Blocking colanic acid transport inhibits spheroplast recovery. Spheroplasts unable to assemble or transport CA were grown on osmotically protected sucrose recovery medium, and the recovery process was monitored by time-lapse phase-contrast microscopy. Time after plating (hour:minute) is displayed in each panel. The images are representative. (A) E. coli DR39 ΔwcaD (n = 9); (B) E. coli DR40 ΔwzxC (n = 22); (C) E. coli DR44 Δugd (n = 5); (D) E. coli DR45, in which ugd is complemented with the pUgd plasmid (n = 4); (E) E. coli DR41 ΔcpsB (n = 7); (F) E. coli DR42 ΔcpsG (n = 4); (G) E. coli DR43, in which ΔcpsG is complemented with the pCpsG plasmid (n = 8).

FIG 5

Deleting wcaJ restores recovery to spheroplasts lacking components of the colanic acid biosynthesis pathway but not to spheroplasts lacking rcsB. Spheroplasts from the indicated mutants were grown on osmotically protected sucrose recovery medium, and the recovery process was monitored by time-lapse phase-contrast microscopy.

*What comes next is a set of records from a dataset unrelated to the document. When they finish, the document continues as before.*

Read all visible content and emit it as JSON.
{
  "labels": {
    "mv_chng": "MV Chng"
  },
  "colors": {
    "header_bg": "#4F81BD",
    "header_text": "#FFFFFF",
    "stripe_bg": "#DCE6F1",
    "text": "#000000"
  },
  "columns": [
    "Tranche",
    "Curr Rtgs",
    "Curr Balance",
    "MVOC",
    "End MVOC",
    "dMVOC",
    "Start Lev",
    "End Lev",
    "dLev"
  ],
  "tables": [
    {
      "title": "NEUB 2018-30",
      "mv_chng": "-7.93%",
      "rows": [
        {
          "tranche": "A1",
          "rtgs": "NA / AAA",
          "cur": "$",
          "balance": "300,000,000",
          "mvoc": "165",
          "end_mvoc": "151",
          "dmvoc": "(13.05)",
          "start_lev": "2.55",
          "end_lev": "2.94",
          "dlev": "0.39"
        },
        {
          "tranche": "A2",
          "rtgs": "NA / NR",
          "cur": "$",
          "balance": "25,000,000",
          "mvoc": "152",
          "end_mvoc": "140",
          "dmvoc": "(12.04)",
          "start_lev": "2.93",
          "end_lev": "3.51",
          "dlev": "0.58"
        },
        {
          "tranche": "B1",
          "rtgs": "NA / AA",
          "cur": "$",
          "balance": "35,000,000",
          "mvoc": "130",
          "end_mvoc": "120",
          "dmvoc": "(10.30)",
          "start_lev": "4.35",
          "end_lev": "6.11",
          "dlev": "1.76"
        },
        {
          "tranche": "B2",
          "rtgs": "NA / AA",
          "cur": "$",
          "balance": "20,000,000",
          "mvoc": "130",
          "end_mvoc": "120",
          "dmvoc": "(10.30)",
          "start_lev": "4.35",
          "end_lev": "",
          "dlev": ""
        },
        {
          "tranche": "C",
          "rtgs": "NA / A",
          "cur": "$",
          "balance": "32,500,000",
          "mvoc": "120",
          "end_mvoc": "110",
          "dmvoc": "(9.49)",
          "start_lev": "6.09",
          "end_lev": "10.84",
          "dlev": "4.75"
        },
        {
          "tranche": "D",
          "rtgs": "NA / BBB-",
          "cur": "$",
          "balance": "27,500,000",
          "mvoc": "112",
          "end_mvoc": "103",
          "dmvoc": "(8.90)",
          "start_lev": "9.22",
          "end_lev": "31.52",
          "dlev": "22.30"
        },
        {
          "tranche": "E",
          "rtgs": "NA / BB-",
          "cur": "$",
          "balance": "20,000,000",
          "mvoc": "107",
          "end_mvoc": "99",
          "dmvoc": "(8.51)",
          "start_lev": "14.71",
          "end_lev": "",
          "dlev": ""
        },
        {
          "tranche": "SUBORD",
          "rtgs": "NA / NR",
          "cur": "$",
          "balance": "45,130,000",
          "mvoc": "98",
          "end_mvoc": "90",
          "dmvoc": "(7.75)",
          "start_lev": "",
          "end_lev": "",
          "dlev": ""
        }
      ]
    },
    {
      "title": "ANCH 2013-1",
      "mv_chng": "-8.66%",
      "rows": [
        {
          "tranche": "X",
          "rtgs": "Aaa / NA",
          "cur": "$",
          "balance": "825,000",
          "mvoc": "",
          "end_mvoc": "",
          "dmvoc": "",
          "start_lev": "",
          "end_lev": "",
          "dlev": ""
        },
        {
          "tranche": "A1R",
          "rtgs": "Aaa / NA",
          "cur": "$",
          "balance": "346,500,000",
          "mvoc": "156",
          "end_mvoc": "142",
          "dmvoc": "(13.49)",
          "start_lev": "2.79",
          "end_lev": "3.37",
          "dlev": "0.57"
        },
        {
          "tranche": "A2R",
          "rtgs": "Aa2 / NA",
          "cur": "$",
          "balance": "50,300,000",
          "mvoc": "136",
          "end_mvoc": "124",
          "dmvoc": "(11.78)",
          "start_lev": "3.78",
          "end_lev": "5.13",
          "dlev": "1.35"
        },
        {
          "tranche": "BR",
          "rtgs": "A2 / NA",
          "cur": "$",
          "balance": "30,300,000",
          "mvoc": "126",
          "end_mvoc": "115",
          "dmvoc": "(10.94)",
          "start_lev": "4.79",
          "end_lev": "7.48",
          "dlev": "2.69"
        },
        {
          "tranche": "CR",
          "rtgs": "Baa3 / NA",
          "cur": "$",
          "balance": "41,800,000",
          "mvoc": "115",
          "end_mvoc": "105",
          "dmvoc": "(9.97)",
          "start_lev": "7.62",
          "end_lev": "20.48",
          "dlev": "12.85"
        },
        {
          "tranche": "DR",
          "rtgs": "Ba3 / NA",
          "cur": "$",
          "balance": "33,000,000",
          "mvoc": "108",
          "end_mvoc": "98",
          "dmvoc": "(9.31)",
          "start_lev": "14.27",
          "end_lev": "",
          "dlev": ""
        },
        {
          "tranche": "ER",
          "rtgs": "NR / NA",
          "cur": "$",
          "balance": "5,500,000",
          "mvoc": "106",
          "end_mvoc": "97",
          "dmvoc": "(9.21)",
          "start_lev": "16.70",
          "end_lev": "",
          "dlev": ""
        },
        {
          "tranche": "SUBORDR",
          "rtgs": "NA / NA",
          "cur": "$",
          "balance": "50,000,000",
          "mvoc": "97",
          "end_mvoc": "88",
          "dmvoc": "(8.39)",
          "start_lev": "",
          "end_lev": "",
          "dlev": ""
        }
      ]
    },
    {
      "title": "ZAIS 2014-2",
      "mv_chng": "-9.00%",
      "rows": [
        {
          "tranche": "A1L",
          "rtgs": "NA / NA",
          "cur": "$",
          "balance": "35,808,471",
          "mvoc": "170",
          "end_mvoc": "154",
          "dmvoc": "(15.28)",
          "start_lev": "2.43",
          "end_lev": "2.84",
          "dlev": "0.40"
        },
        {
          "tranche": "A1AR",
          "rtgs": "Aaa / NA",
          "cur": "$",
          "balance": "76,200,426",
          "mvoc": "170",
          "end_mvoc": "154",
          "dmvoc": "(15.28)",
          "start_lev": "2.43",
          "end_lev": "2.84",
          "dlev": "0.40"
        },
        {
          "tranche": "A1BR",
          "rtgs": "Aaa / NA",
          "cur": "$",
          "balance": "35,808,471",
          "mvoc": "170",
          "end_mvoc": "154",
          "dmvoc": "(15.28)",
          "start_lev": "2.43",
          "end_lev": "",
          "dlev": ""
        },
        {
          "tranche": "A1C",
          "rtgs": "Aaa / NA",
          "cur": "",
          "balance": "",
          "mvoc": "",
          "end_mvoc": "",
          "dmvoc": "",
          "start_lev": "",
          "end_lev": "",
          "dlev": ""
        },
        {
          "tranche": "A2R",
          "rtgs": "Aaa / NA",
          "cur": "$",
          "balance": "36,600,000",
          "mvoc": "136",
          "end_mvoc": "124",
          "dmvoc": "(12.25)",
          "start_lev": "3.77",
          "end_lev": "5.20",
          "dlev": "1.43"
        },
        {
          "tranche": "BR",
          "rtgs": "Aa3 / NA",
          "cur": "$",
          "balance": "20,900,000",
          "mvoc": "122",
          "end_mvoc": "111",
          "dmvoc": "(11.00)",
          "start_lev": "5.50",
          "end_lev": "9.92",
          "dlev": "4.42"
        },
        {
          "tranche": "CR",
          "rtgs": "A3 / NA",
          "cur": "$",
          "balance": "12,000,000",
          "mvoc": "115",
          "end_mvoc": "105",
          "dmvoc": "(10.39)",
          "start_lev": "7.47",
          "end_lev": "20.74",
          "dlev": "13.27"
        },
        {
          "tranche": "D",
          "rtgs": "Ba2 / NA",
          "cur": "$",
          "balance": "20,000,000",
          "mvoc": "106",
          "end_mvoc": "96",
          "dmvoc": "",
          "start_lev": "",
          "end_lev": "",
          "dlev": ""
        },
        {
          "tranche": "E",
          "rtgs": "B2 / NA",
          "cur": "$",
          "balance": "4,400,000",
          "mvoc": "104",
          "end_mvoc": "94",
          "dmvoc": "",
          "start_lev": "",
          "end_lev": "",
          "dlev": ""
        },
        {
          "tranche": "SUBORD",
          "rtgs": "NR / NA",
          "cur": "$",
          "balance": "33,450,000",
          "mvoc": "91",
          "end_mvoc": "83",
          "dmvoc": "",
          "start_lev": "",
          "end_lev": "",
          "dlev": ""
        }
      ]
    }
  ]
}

Time after plating (hour:minute) is displayed in each panel. The images are representative. (A) E. coli DR46 ΔwcaJ (n = 13); (B) E. coli DR47 ΔwzxC ΔwcaJ (n = 15); (C) E. coli DR48 ΔcpsG ΔwcaJ (n = 14); (D) E. coli DR49 Δugd ΔwcaJ (n = 18); (E) E. coli MG1655 carrying the pWcaJ plasmid (n = 9); (F) E. coli DR51 Δ(wza to wcaM) carrying the pWcaJ plasmid (n = 15); (G) E. coli DR57 Δ(wza to wcaM) ΔrcsB (n = 12).